Federal Prison Industries, a division of the Department of Justice, needed a way to simplify and centralize their learning and development. They wanted to meet their learners where they were and help develop crucial skills needed for growth. Cornerstone Learning made it easy.
They also partnered with eSkillz to help implement Cornerstone Learning. eSkillz continues to be their outsourced administration, and end-user live support partner.
The challenge
FPI's learning and development function faces several obstacles. The workforce was geographically distributed across dozens of correctional facilities, many which are in remote locations, and the very nature of those sites creates additional barriers. Connectivity and technical capabilities vary widely depending on where a prison is located, making it difficult to deliver consistent learning experiences across the organization.
The isolation runs deeper than geography. Specialized professionals, such as quality managers, are typically placed one per location, meaning they have no in-person peer community to turn to when pursuing career growth. Without a shared platform to engage through, those professionals were effectively working in silos and unable to benchmark their growth, share best practices, or connect meaningfully around professional development. Lin Burton, Chief Learning Officer at Federal Prison Industries says, "our quality managers, there's only one at each location. And so as a professional group, they're very isolated, and that presents some really interesting challenges when it comes to learning and development."
Why Cornerstone
When FPI implemented Cornerstone, what rose to the surface most immediately was not a specific feature; it was the power of connection. For the first time, staff members who had never been able to engage as a professional community could see where they stood in their development, have meaningful conversations about growth, and access real-time data on what they had completed and where they were headed.
Equally important was the partnership ecosystem that came alongside the platform. Burton is clear that Cornerstone's value at FPI is not just technological; it is relational. The organization works closely with eSkillz, a Cornerstone partner and Burton notes, "I can't imagine where we would be if we didn't have those relationships in place. It's made a difference and actually comprises half of my team at this point."
The results
One trusted source for learning
Before Cornerstone, FPI's staff had no single, reliable place to go for their learning needs. The platform resolved that immediately. Having one dependable platform, where employees can find content, track their progress, and plan their development, has built confidence and consistency across the organization.
Analytics that drive decisions
The Cornerstone analytics capabilities have been transformative for Burton's team and the subject matter experts they support. Historically, answering a question as fundamental as "how many people have taken this course and where are they located?" Burton says "that would've been a week-long exercise in the past for me, and it changed it to less than an hour. Answering back to the customer so quickly means they're gaining confidence in what they can get and receive."

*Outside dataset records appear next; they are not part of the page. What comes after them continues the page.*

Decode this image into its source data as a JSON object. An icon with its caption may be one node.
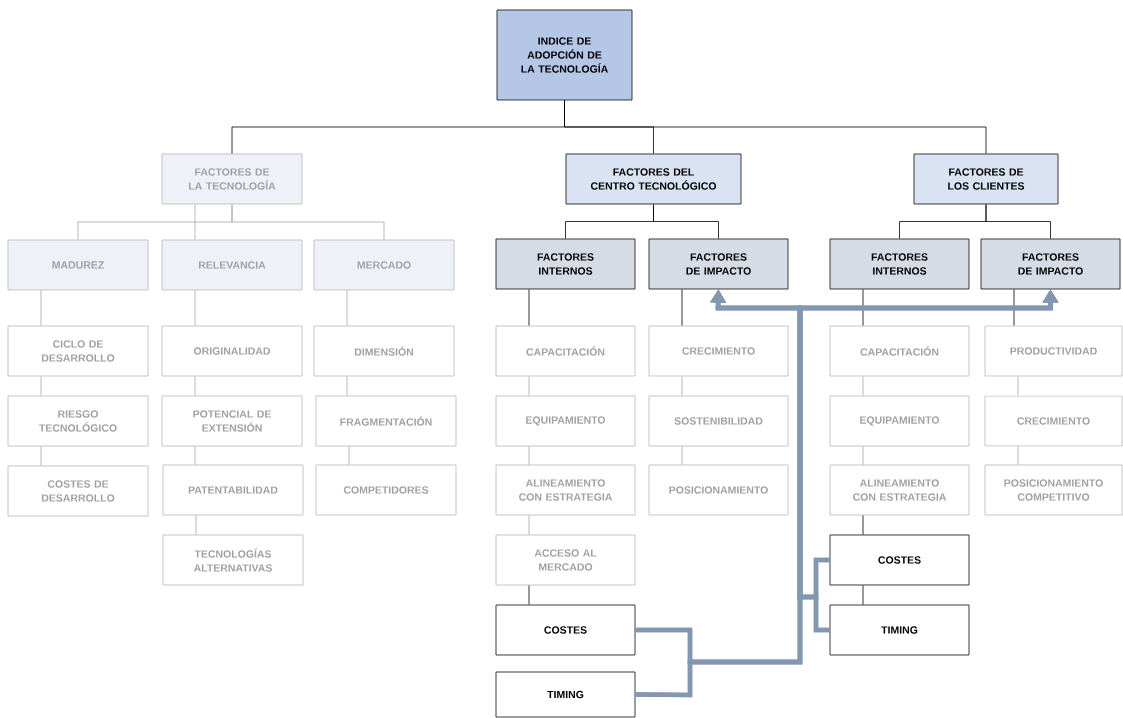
{
  "diagram": {
    "nodes": [
      {
        "text": [
          "INDICE DE ADOPCIÓN DE LA TECNOLOGÍA"
        ]
      },
      {
        "text": [
          "FACTORES DE LA TECNOLOGÍA"
        ]
      },
      {
        "text": [
          "FACTORES DEL CENTRO TECNOLÓGICO"
        ]
      },
      {
        "text": [
          "FACTORES DE LOS CLIENTES"
        ]
      },
      {
        "text": [
          "MADUREZ"
        ]
      },
      {
        "text": [
          "RELEVANCIA"
        ]
      },
      {
        "text": [
          "MERCADO"
        ]
      },
      {
        "text": [
          "CICLO DE DESARROLLO"
        ]
      },
      {
        "text": [
          "RIESGO TECNOLÓGICO"
        ]
      },
      {
        "text": [
          "COSTES DE DESARROLLO"
        ]
      },
      {
        "text": [
          "ORIGINALIDAD"
        ]
      },
      {
        "text": [
          "POTENCIAL DE EXTENSIÓN"
        ]
      },
      {
        "text": [
          "PATENTABILIDAD"
        ]
      },
      {
        "text": [
          "TECNOLOGÍAS ALTERNATIVAS"
        ]
      },
      {
        "text": [
          "DIMENSIÓN"
        ]
      },
      {
        "text": [
          "FRAGMENTACIÓN"
        ]
      },
      {
        "text": [
          "COMPETIDORES"
        ]
      },
      {
        "text": [
          "FACTORES INTERNOS"
        ]
      },
      {
        "text": [
          "FACTORES DE IMPACTO"
        ]
      },
      {
        "text": [
          "CAPACITACIÓN"
        ]
      },
      {
        "text": [
          "EQUIPAMIENTO"
        ]
      },
      {
        "text": [
          "ALINEAMIENTO CON ESTRATEGIA"
        ]
      },
      {
        "text": [
          "ACCESO AL MERCADO"
        ]
      },
      {
        "text": [
          "COSTES"
        ]
      },
      {
        "text": [
          "TIMING"
        ]
      },
      {
        "text": [
          "CRECIMIENTO"
        ]
      },
      {
        "text": [
          "SOSTENIBILIDAD"
        ]
      },
      {
        "text": [
          "POSICIONAMIENTO"
        ]
      },
      {
        "text": [
          "FACTORES INTERNOS"
        ]
      },
      {
        "text": [
          "FACTORES DE IMPACTO"
        ]
      },
      {
        "text": [
          "CAPACITACIÓN"
        ]
      },
      {
        "text": [
          "EQUIPAMIENTO"
        ]
      },
      {
        "text": [
          "ALINEAMIENTO CON ESTRATEGIA"
        ]
      },
      {
        "text": [
          "COSTES"
        ]
      },
      {
        "text": [
          "TIMING"
        ]
      },
      {
        "text": [
          "PRODUCTIVIDAD"
        ]
      },
      {
        "text": [
          "CRECIMIENTO"
        ]
      },
      {
        "text": [
          "POSICIONAMIENTO COMPETITIVO"
        ]
      }
    ],
    "edges": [
      {
        "from": 0,
        "to": 1,
        "arrow": "none",
        "color": "#000000"
      },
      {
        "from": 0,
        "to": 2,
        "arrow": "none",
        "color": "#000000"
      },
      {
        "from": 0,
        "to": 3,
        "arrow": "none",
        "color": "#000000"
      },
      {
        "from": 1,
        "to": 4,
        "arrow": "none"
      },
      {
        "from": 1,
        "to": 5,
        "arrow": "none"
      },
      {
        "from": 1,
        "to": 6,
        "arrow": "none"
      },
      {
        "from": 4,
        "to": 7,
        "arrow": "none"
      },
      {
        "from": 7,
        "to": 8,
        "arrow": "none"
      },
      {
        "from": 8,
        "to": 9,
        "arrow": "none"
      },
      {
        "from": 5,
        "to": 10,
        "arrow": "none"
      },
      {
        "from": 10,
        "to": 11,
        "arrow": "none"
      },
      {
        "from": 11,
        "to": 12,
        "arrow": "none"
      },
      {
        "from": 12,
        "to": 13,
        "arrow": "none"
      },
      {
        "from": 6,
        "to": 14,
        "arrow": "none"
      },
      {
        "from": 14,
        "to": 15,
        "arrow": "none"
      },
      {
        "from": 15,
        "to": 16,
        "arrow": "none"
      },
      {
        "from": 2,
        "to": 17,
        "arrow": "none",
        "color": "#000000"
      },
      {
        "from": 2,
        "to": 18,
        "arrow": "none",
        "color": "#000000"
      },
      {
        "from": 17,
        "to": 19,
        "arrow": "none",
        "color": "#000000"
      },
      {
        "from": 19,
        "to": 20,
        "arrow": "none"
      },
      {
        "from": 20,
        "to": 21,
        "arrow": "none"
      },
      {
        "from": 21,
        "to": 22,
        "arrow": "none"
      },
      {
        "from": 22,
        "to": 23,
        "arrow": "none",
        "color": "#000000"
      },
      {
        "from": 18,
        "to": 25,
        "arrow": "none",
        "color": "#000000"
      },
      {
        "from": 25,
        "to": 26,
        "arrow": "none"
      },
      {
        "from": 26,
        "to": 27,
        "arrow": "none"
      },
      {
        "from": 3,
        "to": 28,
        "arrow": "none",
        "color": "#000000"
      },
      {
        "from": 3,
        "to": 29,
        "arrow": "none",
        "color": "#000000"
      },
      {
        "from": 28,
        "to": 30,
        "arrow": "none",
        "color": "#000000"
      },
      {
        "from": 30,
        "to": 31,
        "arrow": "none"
      },
      {
        "from": 31,
        "to": 32,
        "arrow": "none"
      },
      {
        "from": 32,
        "to": 33,
        "arrow": "none",
        "color": "#000000"
      },
      {
        "from": 33,
        "to": 34,
        "arrow": "none",
        "color": "#000000"
      },
      {
        "from": 29,
        "to": 35,
        "arrow": "none",
        "color": "#000000"
      },
      {
        "from": 35,
        "to": 36,
        "arrow": "none"
      },
      {
        "from": 36,
        "to": 37,
        "arrow": "none"
      },
      {
        "from": 23,
        "to": 18,
        "arrow": "to",
        "style": "thick",
        "color": "#8497b0"
      },
      {
        "from": 24,
        "to": 18,
        "arrow": "to",
        "style": "thick",
        "color": "#8497b0"
      },
      {
        "from": 33,
        "to": 18,
        "arrow": "to",
        "style": "thick",
        "color": "#8497b0"
      },
      {
        "from": 34,
        "to": 18,
        "arrow": "to",
        "style": "thick",
        "color": "#8497b0"
      },
      {
        "from": 23,
        "to": 29,
        "arrow": "to",
        "style": "thick",
        "color": "#8497b0"
      },
      {
        "from": 24,
        "to": 29,
        "arrow": "to",
        "style": "thick",
        "color": "#8497b0"
      },
      {
        "from": 33,
        "to": 29,
        "arrow": "to",
        "style": "thick",
        "color": "#8497b0"
      },
      {
        "from": 34,
        "to": 29,
        "arrow": "to",
        "style": "thick",
        "color": "#8497b0"
      }
    ]
  }
}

Burton also values the way analytics scales with organizational maturity, allowing users to deepen their engagement with data as their confidence grows and making it accessible to subject matter experts who may not have a background in reporting and analysis.

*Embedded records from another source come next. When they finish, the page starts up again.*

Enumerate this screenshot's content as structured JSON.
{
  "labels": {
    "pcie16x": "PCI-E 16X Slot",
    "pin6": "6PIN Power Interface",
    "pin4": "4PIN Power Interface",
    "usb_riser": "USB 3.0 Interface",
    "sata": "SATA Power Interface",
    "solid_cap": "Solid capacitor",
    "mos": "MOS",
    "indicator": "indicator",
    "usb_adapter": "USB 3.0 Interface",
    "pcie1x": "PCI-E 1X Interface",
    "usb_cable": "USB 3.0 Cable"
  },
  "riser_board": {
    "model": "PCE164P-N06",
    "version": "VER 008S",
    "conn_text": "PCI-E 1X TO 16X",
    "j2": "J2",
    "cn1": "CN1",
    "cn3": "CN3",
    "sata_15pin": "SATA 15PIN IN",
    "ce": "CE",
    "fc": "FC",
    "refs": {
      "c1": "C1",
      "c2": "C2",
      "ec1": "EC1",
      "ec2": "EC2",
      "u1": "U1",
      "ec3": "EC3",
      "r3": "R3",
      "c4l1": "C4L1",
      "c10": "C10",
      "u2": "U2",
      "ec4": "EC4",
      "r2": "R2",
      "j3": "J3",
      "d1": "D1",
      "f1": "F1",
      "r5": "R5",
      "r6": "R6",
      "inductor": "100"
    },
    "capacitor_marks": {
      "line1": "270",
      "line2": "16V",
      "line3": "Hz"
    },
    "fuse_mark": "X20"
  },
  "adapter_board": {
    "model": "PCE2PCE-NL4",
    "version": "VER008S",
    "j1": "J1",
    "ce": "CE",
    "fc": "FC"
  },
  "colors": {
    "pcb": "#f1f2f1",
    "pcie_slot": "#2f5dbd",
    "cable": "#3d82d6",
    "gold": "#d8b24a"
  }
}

Extending training beyond the classroom
One of the most meaningful outcomes of FPI's Cornerstone implementation has been its reach beyond the 800 staff members who manage daily factory operations. The quality and rigor of the training content developed inside Cornerstone has allowed FPI to package and extend that material to the more than 11,000 incarcerated individuals who are actively preparing to return to their communities.
A leadership mindset shift
Perhaps the most telling indicator of success is the change in how FPI's senior leaders engage with learning data. Where conversations once focused narrowly on compliance, making sure employees completed required training, leadership is now asking entirely different questions. Burton says "they're more looking into what performance needs are and less into what compliance needs are, and that's a huge shift. It's a people shift, which is really important in the work that we do."
That evolution, from checking boxes to building capability, represents the kind of cultural transformation that learning leaders strive for. For Federal Prison Industries, Cornerstone has been the catalyst.